記憶中的那個夏末秋初是潮熱的,悶悶的,不像是北方的時節,北方的那個季節本應該是驕陽高懸的乾燥的季節。
縣城的汽車站裏,堆滿了大大小小的箱子與包袱,有許多的人要回來,大概是因為快要秋收了;也有許多的人是要坐車外出的,開學的季節,自然有很多的學生,還有送學生的家長。
杜文藝就是這群學生中的一員。
父母的臉貼在車窗的玻璃上,憂傷而又不捨得,千叮囑萬囑咐之後,還是不放心。杜文藝看到映在車窗玻璃上父母的臉,有種想哭的感覺。售票員一次又一次地催促着,許多的父母殷殷叮嚀着,年輕而又忐忑的心激動着,也期盼着……最後車子開動了,她知道,這一次離開家,要好久好久才能回來,她從沒有這麼久地離開家過。
她就要去讀大學了。
父母的身影終於不見了,汽車駛過建設路,行完南北大街,終於達到北關,然後一路西行,湛藍湛藍的天空如同潑墨山水畫一般,映得大路兩側的綠樹好似畫中的一抹清涼的綠意,安靜又端莊。

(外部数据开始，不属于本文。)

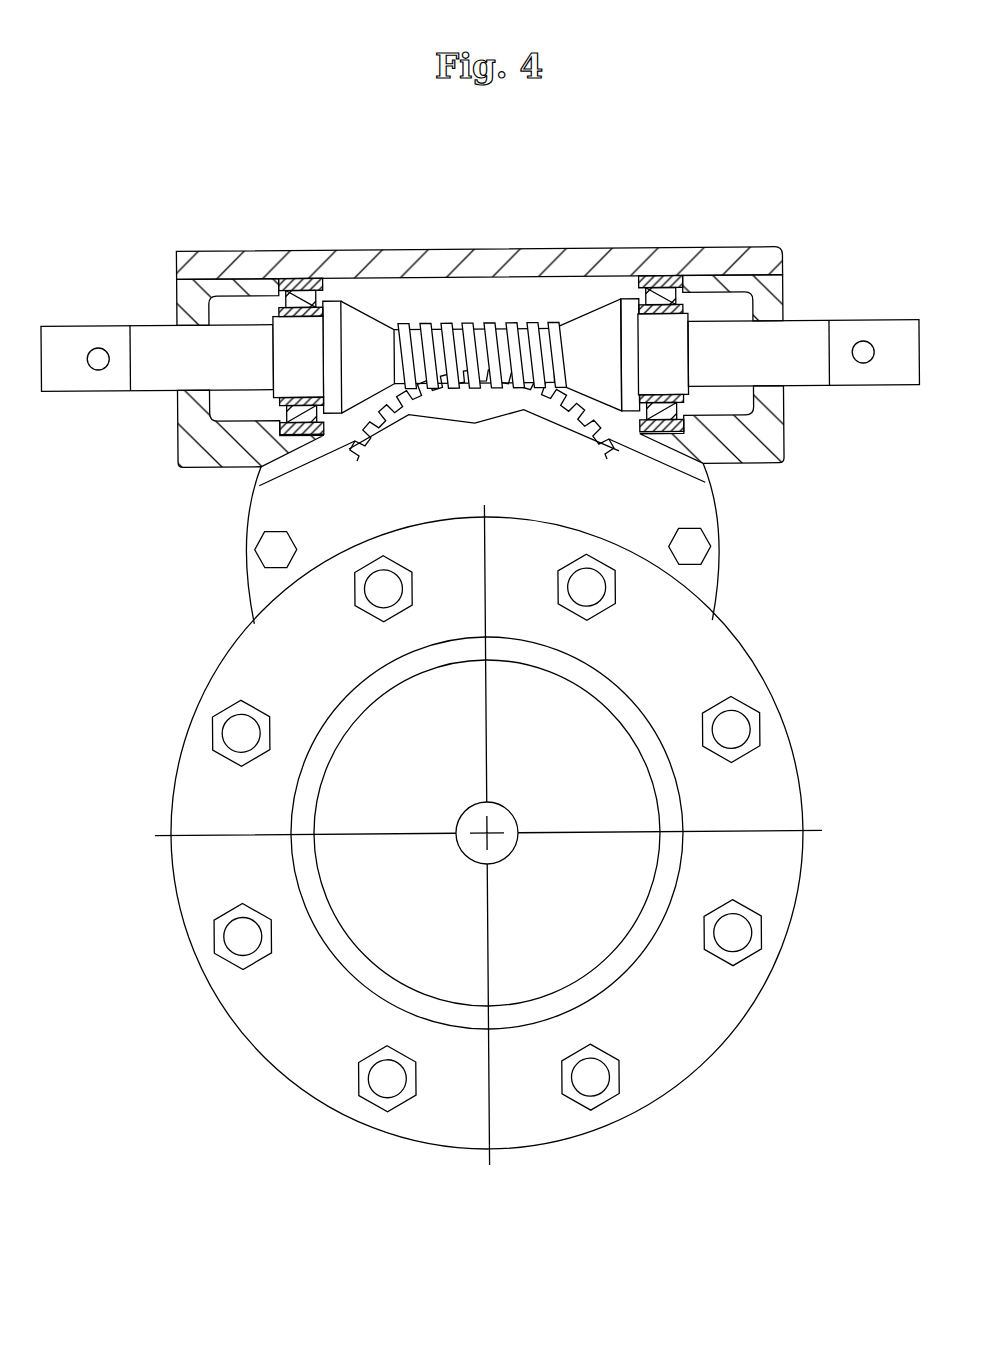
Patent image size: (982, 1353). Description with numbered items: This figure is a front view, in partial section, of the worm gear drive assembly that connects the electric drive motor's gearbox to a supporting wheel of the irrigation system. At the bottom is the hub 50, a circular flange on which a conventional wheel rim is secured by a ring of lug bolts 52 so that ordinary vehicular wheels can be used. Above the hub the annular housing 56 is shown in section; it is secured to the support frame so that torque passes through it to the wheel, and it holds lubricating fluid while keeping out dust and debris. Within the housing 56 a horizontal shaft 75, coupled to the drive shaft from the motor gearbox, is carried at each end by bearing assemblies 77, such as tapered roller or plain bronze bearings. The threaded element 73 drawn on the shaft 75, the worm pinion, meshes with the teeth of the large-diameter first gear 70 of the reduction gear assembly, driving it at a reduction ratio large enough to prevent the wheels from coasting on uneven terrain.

The hub 50 is at (711, 662).
The lug bolts 52 is at (727, 920).
The annular housing 56 is at (182, 252).
The first gear 70 is at (555, 414).
The worm 73 is at (455, 350).
The shaft 75 is at (815, 345).
The bearing assemblies 77 is at (328, 290).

杜文藝從離開家開始,就一直有很多種複雜的感情縈繞在心間,既有對未來遠方生活的期盼,也有對無法預知的新的生活的忐忑,新鮮刺激又有點手足無措,對,如果非要有詞語來形容她當時的心情的話,就是對新的即將開始的生活既感到新鮮刺激又有點手足無措——像極了她由初中剛到高中時的心情:期盼又迷茫。這是她真正意義上的第一次離開家——遙遠的離開家,從一個城市到另一個城市,從一個省份到另一方省份。是的,她要去上大學了。
提起她要上大學這件事那可是一件驚天動地的喜事,起碼在她心中是,在她認為的世界裏是。因為高考超常發揮了,大家都樂得臉上像是開了花,尤其是她的父母大人,不僅睡夢中都在說她考上大學的事,甚至平常走路的時候,見到一塊啞巴磚頭,都恨不得傳給那磚頭一種能和人交流的神奇的功能,以便能聽得懂自己的驚喜。可是同時,家裏人也非常擔心,擔心她不遠萬里孤身一人去讀書,擔心她路上的安全,擔心她能否適應遙遠的城市的生活,從衣食住行到人際關係——未曾見過大世面的小縣城的孩子到外地去讀書,幾乎和莽撞無知的農村人闖到流光溢彩的城市裏沒有什麼兩樣,什麼都是新奇的,什麼都是陌生的,需要適應的東西太多了。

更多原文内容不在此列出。